# Struggles at the intersections of Work, Health and Environment

One of the things that becomes extremely clear to me while looking at health and healthcare from a political perspective, especially in the aftermath of Covid-19, is that HEALTH is a very difficult problem to tackle with a series of linear, direct measures.
Rather, Health, considered an object of knowledge, has boundaries that are fractal, fluid and multi-layered. Health is a condition determined by multiple social, political, environmental factors. It has somatic and affective dimensions, as well as nutritional or cultural ones. It benefits from preventive measures as much as palliative ones. Efforts to preserve or achieve health have to contend with the emergential tempo of epidemics, as well as with the slow deaths sanctioned by endemic processes that determine the premature deaths of lives that are deemed expendable... this list could go on.
So, one way we have found that helps make sense of this complexity is to think of health as one of those objects of knowledge whose mode of existence is best grasped as being a byproduct (Graziano, forthcoming), that is, when it is the resultant of broader processes of care and broader political dynamics that address the justice and sustainability shaping social production as much as social reproduction. In other words, Health is a political battlefield and perspective that rapidly obliges us to proliferate our commitments.
And this attention to health as by-production really comes to the fore when spending sometimes studying the strategies and theories of healthcare struggles and movements from the past.
Specifically, in the Italian context of the 1960s and 1970s we have been researching, a number of new institutions of healthcare were invented and that really operated by following this principle of byproduction, by combining care for the environment with public health mandates, as for instance in the Territorial Units for public medicine; or by bringing together educational provisions with pharmaceutical dispensations, such as in feminist reproductive health centres; or by creating opportunities of employment that operated in tandem with the creation of therapeutic communities, as the social enterprises linked with the radical psychiatry movement have done.
These healthcare institutions operated transversally and porously, as membranes between different social, political, mental and environmental issues, connecting one issue to the next, really committing to the possibilities of political translation - to borrow Rada Ivekovic conceptual framework - making different constituencies accountable to each other in the process, or rather, to invent processes of accountability to and for each other.
For context, it should be mentioned that in Italy in the ‘60s, the national average was of one death in the workplace per hour, and one accident per minute (by comparison, today we have 3 deaths per day and 800.000 accidents per year). So in the ‘60s, as the country is undergoing massive industrialization, the death toll for the workers was extremely heavy, the idea of a “class war” in this case really drives the point home here.
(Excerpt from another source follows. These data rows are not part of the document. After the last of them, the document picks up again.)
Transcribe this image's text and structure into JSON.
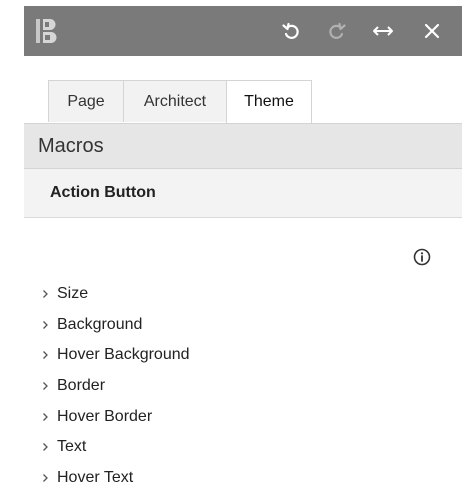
{
  "toolbar": {
    "logo_icon": "builder-logo-icon",
    "buttons": [
      {
        "name": "undo-button",
        "icon": "undo-icon"
      },
      {
        "name": "redo-button",
        "icon": "redo-icon"
      },
      {
        "name": "expand-width-button",
        "icon": "horizontal-arrows-icon"
      },
      {
        "name": "close-button",
        "icon": "close-icon"
      }
    ],
    "background_color": "#7a7a7a"
  },
  "tabs": [
    {
      "label": "Page",
      "active": false
    },
    {
      "label": "Architect",
      "active": false
    },
    {
      "label": "Theme",
      "active": true
    }
  ],
  "section": {
    "title": "Macros",
    "subtitle": "Action Button"
  },
  "info_icon": "info-icon",
  "properties": [
    {
      "label": "Size"
    },
    {
      "label": "Background"
    },
    {
      "label": "Hover Background"
    },
    {
      "label": "Border"
    },
    {
      "label": "Hover Border"
    },
    {
      "label": "Text"
    },
    {
      "label": "Hover Text"
    }
  ]
}
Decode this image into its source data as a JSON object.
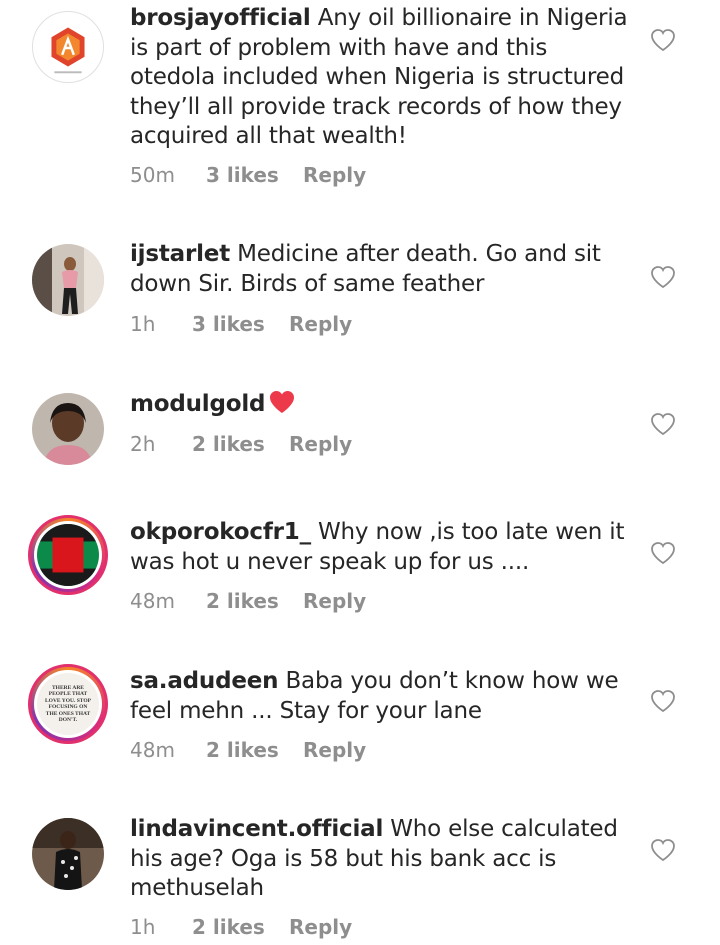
{
  "comments": [
    {
      "username": "brosjayofficial",
      "text": "Any oil billionaire in Nigeria is part of problem with have and this otedola included when Nigeria is structured they’ll all provide track records of how they acquired all that wealth!",
      "time": "50m",
      "likes": "3 likes",
      "reply": "Reply",
      "avatar_icon": "hexagon-logo-icon"
    },
    {
      "username": "ijstarlet",
      "text": "Medicine after death. Go and sit down Sir. Birds of same feather",
      "time": "1h",
      "likes": "3 likes",
      "reply": "Reply",
      "avatar_icon": "person-photo-icon"
    },
    {
      "username": "modulgold",
      "text": "",
      "emoji": "red-heart-emoji",
      "time": "2h",
      "likes": "2 likes",
      "reply": "Reply",
      "avatar_icon": "person-photo-icon"
    },
    {
      "username": "okporokocfr1_",
      "text": "Why now ,is too late wen it was hot u never speak up for us ....",
      "time": "48m",
      "likes": "2 likes",
      "reply": "Reply",
      "avatar_icon": "flag-icon"
    },
    {
      "username": "sa.adudeen",
      "text": "Baba you don’t know how we feel mehn ... Stay for your lane",
      "time": "48m",
      "likes": "2 likes",
      "reply": "Reply",
      "avatar_icon": "quote-card-icon",
      "avatar_quote": "THERE ARE PEOPLE THAT LOVE YOU. STOP FOCUSING ON THE ONES THAT DON'T."
    },
    {
      "username": "lindavincent.official",
      "text": "Who else calculated his age? Oga is 58 but his bank acc is methuselah",
      "time": "1h",
      "likes": "2 likes",
      "reply": "Reply",
      "avatar_icon": "person-photo-icon"
    }
  ],
  "colors": {
    "text": "#262626",
    "meta": "#8e8e8e",
    "heart_outline": "#8e8e8e",
    "emoji_heart": "#ed3a4a"
  }
}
And these were only numbers linked to direct deaths at work, without taking into consideration the indirect effects of environmental degradation and chronic conditions that begun to flare up at the time.
To address this scenario, political movements begun to focus on the key term *nocività*– translatable as 'noxiousness' in English. This choice of term is crucial I think to grasp the practice of political translation here. The struggles for health begun as the political questioning of its opposite – which these movements identified not in sickness – nor in fitness, or the capacity to optimally perform work.
Noxiousness instead is the property of damaging a living process and to provoke pathologies, both to a singular organism and to an entire ecosystem. A noxious process or substance can have temporary or permanent damaging effects on health; it can move fast or become chronic; it can cause death or “merely” negatively impact the capacity of living beings to reproduce and thrive.
So by focusing on noxiousness - which is produced and not a condition of the individual body, as sickness is - these movements open up the problem of health in a strategic way. They linked the wellbeing of workers, who were exposed to toxicity at work, with that of their living conditions in their neighbourhoods which were destitute and polluted, and with the conditions of domestic labour, and with the impact of capitalist production over the broader environment.